Stage II Sindrom maternal
Plasentasi abnormal akibat kegagalan remodeling trophoblast arteriole spiralis berperan pada pelepasan faktor sekresi yang masuk ke sirkulasi ibu, dan mencapai puncaknya pada tanda dan gejala preeklampsia. (Hladunewich M et al., 2007; Stillman IE et al., 2007)
Semua manifestasi klinik preeklampsia dapat berhubungan dengan gromerular endotheliosis, peningkatan permiabilitas vaskuler, dan respon inflamasi sistemik yang berakibat pada kerusakan organ akhir dan atau hipoperfusi. Manifestasi klinik ini khas terjadi setelah 20 minggu kehamilan. (Hladunewich M et al., 2007; Stillman IE et al., 2007)

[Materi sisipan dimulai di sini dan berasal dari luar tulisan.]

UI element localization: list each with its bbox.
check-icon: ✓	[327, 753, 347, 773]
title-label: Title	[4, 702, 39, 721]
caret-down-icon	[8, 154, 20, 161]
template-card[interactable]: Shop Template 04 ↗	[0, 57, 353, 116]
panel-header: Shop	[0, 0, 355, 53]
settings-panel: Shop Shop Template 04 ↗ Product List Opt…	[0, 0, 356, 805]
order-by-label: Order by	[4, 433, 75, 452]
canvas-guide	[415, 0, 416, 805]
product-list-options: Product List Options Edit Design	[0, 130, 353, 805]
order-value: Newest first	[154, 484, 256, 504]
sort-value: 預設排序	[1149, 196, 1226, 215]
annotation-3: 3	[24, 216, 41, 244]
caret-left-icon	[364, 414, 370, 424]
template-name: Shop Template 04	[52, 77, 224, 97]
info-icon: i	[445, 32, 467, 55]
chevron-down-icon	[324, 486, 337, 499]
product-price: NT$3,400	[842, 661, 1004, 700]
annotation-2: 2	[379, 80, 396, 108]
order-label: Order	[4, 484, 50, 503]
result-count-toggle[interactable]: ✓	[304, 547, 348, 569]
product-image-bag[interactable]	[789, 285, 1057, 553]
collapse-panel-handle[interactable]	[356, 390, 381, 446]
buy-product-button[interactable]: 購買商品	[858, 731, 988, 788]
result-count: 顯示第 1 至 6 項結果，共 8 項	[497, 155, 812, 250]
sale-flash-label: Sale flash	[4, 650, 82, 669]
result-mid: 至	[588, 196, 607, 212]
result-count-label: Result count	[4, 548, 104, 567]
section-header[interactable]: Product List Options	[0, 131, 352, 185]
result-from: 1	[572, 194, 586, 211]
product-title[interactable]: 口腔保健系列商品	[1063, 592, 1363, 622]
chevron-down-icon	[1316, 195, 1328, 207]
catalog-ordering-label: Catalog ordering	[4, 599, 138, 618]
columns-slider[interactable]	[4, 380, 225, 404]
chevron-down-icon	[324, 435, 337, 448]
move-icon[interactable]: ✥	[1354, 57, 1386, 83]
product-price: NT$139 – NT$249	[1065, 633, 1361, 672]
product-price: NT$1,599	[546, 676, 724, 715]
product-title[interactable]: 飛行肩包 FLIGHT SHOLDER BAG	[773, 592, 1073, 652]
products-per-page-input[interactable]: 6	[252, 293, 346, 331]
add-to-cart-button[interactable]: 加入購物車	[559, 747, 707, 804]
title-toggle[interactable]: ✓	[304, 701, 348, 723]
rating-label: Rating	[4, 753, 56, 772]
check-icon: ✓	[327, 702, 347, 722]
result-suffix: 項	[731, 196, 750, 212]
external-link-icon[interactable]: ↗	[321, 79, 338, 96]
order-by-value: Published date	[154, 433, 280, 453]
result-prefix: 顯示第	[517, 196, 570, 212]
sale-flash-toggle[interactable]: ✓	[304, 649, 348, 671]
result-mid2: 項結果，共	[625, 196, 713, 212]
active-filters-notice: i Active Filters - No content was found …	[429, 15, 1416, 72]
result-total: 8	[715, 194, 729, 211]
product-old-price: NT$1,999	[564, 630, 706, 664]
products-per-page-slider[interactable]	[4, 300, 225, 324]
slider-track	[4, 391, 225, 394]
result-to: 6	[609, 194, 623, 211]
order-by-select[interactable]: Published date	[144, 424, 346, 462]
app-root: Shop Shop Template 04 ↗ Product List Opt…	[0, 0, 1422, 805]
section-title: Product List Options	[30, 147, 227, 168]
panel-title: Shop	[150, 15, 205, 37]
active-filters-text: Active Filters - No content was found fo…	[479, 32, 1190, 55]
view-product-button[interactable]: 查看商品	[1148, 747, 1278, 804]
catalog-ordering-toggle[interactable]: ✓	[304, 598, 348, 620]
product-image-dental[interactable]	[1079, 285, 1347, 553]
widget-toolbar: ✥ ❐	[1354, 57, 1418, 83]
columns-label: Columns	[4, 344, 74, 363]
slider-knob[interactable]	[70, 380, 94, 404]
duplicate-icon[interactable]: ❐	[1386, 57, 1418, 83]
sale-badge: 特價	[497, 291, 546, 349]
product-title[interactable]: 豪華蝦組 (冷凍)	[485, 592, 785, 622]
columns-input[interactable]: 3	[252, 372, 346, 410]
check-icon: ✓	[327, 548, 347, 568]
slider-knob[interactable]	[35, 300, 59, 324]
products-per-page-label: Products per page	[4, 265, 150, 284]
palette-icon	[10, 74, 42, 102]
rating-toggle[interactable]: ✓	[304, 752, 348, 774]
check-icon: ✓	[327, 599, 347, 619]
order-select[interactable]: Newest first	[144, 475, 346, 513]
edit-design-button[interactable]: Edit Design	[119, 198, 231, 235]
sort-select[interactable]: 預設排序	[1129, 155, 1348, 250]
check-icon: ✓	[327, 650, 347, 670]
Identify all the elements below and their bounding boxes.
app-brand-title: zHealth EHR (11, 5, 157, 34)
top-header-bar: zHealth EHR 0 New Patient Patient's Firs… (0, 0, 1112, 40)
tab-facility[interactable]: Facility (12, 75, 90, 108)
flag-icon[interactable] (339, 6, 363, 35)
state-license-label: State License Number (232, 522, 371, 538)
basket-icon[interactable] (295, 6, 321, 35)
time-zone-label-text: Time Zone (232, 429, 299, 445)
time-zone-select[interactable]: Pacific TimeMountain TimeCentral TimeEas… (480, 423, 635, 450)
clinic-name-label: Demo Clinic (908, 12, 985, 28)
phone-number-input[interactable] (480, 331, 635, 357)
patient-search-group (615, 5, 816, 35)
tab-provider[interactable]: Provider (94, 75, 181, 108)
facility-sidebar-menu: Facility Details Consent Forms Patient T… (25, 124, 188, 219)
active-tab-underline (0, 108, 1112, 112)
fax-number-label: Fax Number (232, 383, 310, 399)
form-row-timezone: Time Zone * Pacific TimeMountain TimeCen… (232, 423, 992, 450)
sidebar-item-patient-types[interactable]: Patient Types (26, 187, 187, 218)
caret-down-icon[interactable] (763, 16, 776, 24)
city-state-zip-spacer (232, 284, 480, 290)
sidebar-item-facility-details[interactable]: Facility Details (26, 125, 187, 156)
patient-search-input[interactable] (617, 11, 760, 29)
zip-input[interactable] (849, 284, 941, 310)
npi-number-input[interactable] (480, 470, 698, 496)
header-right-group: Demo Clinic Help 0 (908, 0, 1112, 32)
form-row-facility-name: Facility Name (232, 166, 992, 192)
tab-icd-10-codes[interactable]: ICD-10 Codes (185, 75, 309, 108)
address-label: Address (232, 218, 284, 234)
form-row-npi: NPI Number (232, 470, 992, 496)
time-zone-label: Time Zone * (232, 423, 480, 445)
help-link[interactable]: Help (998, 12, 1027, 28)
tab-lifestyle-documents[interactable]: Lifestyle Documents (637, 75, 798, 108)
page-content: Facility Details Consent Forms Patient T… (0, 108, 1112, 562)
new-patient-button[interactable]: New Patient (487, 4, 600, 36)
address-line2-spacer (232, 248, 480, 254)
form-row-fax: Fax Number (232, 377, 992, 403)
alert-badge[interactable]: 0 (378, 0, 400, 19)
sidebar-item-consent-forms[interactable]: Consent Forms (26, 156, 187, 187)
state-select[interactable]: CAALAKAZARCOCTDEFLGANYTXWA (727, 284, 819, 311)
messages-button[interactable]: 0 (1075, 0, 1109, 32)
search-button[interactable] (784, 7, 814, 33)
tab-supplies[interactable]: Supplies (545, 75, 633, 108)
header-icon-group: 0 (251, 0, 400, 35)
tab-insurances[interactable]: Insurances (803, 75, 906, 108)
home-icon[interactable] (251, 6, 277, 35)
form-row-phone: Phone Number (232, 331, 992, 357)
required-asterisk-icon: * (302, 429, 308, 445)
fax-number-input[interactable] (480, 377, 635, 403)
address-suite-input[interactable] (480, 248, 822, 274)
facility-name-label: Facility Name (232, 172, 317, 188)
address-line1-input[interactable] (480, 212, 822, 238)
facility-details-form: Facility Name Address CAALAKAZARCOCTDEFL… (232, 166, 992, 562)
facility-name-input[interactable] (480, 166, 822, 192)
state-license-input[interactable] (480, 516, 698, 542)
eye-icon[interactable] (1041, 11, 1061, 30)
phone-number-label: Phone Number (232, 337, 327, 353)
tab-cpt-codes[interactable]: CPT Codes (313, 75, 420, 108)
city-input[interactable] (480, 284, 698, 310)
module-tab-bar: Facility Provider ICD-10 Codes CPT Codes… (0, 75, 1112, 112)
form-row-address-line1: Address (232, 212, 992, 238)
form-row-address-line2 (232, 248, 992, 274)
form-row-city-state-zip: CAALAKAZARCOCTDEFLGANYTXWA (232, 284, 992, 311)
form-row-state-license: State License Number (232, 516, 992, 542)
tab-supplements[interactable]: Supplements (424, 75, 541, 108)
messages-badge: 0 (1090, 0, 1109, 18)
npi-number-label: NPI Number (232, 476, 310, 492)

2.1.2.9. Manifestasi Klinik :
a. Hipertensi
Berbagai mekanisme berkontribusi terjadinya hipertensi pada preeklampsia, sympathetic tone dan sistem renin angiotensin mengubah produksi mediator vasoaktif endotel. Ibu dengan preeklampsia memiliki peningkatan sympathetic tone, meningkatkan respon terhadap norepinefrin, dan lebih sensitif terhadap angiotensin II. Kesensitifan ini dimediasi oleh AT1-B2 heterodimerization (angiotensin II receptor type 1 dan bradikinin B2 receptor) atau oleh autoantibody AT1 receptor (AT1-AA), yang memfasilitasi interaksi antara angiotensin II dan AT1 receptor. Angiotensin II berperanan multiple terhadap patologi dari preeklampsia, termasuk berkontribusi terhadap hipertensi, meningkatkan oxidative stress melalui produksi superoksida anions, dan aktivasi platelet. (Baumwell S, 2007)
Disfungsi endotel pada preeklampsia melepaskan sejumlah mediator vasoaktif seperti prostaglandin I2 (PGI2, atau prostacyclin), dan dimana vasodilator endotel menurun pada preeklampsia. . (Baumwell S, 2007)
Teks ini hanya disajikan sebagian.